Abdulrahim Abu Jayyab
Faculty of Medical and Health Sciences, UAEReceived Date: 2022-01-10 | Accepted Date: 2022-01-15 | Published Date: 2022-01-30
Nowadays, most of the natural products are processed and developed as potential pharmaconutrient. The majority of antimicrobials of essential oils appear to act either directly on the virus itself on the envelope or during the early stages of virus replication following the internalization of the virus into its host cell. The bioactive components (Pharmaconutrients) of clove essential oil display many pharmacological activities such as antioxidant, antibacterial, antiviral, antifungal, antimutagenic, anti-inflammatory, anti-allergic, and dental caries properties. Besides, their inhibitory effects against multiple viruses including HIV and have also inhibitory effects against certain RNA of the respiratory syncytial virus (RSV), and DNA against enveloped viruses (HSV-1 and Newcastle disease virus).

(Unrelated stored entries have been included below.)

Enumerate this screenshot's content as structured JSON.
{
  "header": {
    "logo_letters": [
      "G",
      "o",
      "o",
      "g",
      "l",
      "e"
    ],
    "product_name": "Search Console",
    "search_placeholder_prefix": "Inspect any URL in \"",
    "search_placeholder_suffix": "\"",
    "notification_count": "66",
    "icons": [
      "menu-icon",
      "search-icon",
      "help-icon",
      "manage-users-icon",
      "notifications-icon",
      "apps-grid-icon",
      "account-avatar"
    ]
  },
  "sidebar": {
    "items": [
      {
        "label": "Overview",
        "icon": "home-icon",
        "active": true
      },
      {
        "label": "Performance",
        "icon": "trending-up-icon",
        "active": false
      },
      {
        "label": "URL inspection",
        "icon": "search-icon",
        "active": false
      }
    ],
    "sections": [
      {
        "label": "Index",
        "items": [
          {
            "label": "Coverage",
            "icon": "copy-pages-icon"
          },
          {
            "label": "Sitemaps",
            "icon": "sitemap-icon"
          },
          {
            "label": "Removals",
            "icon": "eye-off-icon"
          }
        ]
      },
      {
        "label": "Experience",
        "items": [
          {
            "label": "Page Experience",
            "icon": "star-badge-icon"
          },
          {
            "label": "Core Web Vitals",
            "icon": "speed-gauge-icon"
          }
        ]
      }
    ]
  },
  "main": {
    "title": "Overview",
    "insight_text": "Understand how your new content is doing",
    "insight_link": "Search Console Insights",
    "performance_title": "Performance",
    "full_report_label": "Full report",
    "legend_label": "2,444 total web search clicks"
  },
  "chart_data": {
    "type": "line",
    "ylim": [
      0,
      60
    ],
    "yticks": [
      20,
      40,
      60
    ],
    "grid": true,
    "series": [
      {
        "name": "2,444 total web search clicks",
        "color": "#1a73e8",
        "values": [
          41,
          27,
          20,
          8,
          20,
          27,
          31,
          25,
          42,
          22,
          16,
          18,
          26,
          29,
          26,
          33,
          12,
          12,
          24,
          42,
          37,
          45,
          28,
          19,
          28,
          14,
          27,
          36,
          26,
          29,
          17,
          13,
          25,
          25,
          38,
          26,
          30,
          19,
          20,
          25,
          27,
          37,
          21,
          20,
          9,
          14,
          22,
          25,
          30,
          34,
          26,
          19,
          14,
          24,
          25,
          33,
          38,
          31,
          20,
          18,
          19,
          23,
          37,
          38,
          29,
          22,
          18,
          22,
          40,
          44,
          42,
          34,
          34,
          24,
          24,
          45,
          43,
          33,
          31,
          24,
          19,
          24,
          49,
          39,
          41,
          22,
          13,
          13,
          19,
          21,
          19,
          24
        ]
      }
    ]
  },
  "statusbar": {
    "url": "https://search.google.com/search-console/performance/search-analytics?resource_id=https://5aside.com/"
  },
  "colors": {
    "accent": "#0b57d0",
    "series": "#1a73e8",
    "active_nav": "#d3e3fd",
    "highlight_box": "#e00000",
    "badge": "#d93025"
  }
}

In addition, it has been found that the two phytocompounds, betulinic acid and savinin, which found in the essential oil of cloves have been shown to inhibit post binding entry of severe acute respiratory syndrome (SARS) coronavirus into cells, Cloves act directly upon the virus envelope such as Coronaviruses (COVID-19), which are enveloped viruses. Recently, it has been found that acute pulmonary embolism associated with hypercoagulable state with marked increase levels seen in Creactive protein, and D-Dimer, which considered the main cause of sudden death. It has been shown that the clove lowers the risks for cardiovascular disease clove oil-induced dilate arteries while reducing systemic blood pressure. Besides, it is a potent platelet inhibitor and prevents the formation of a thrombus or a blood clot, this effect is considered an advantage to using clove essential oil for the treatment of coronavirus induced acute pulmonary embolism associated with hypercoagulable leading to sudden death.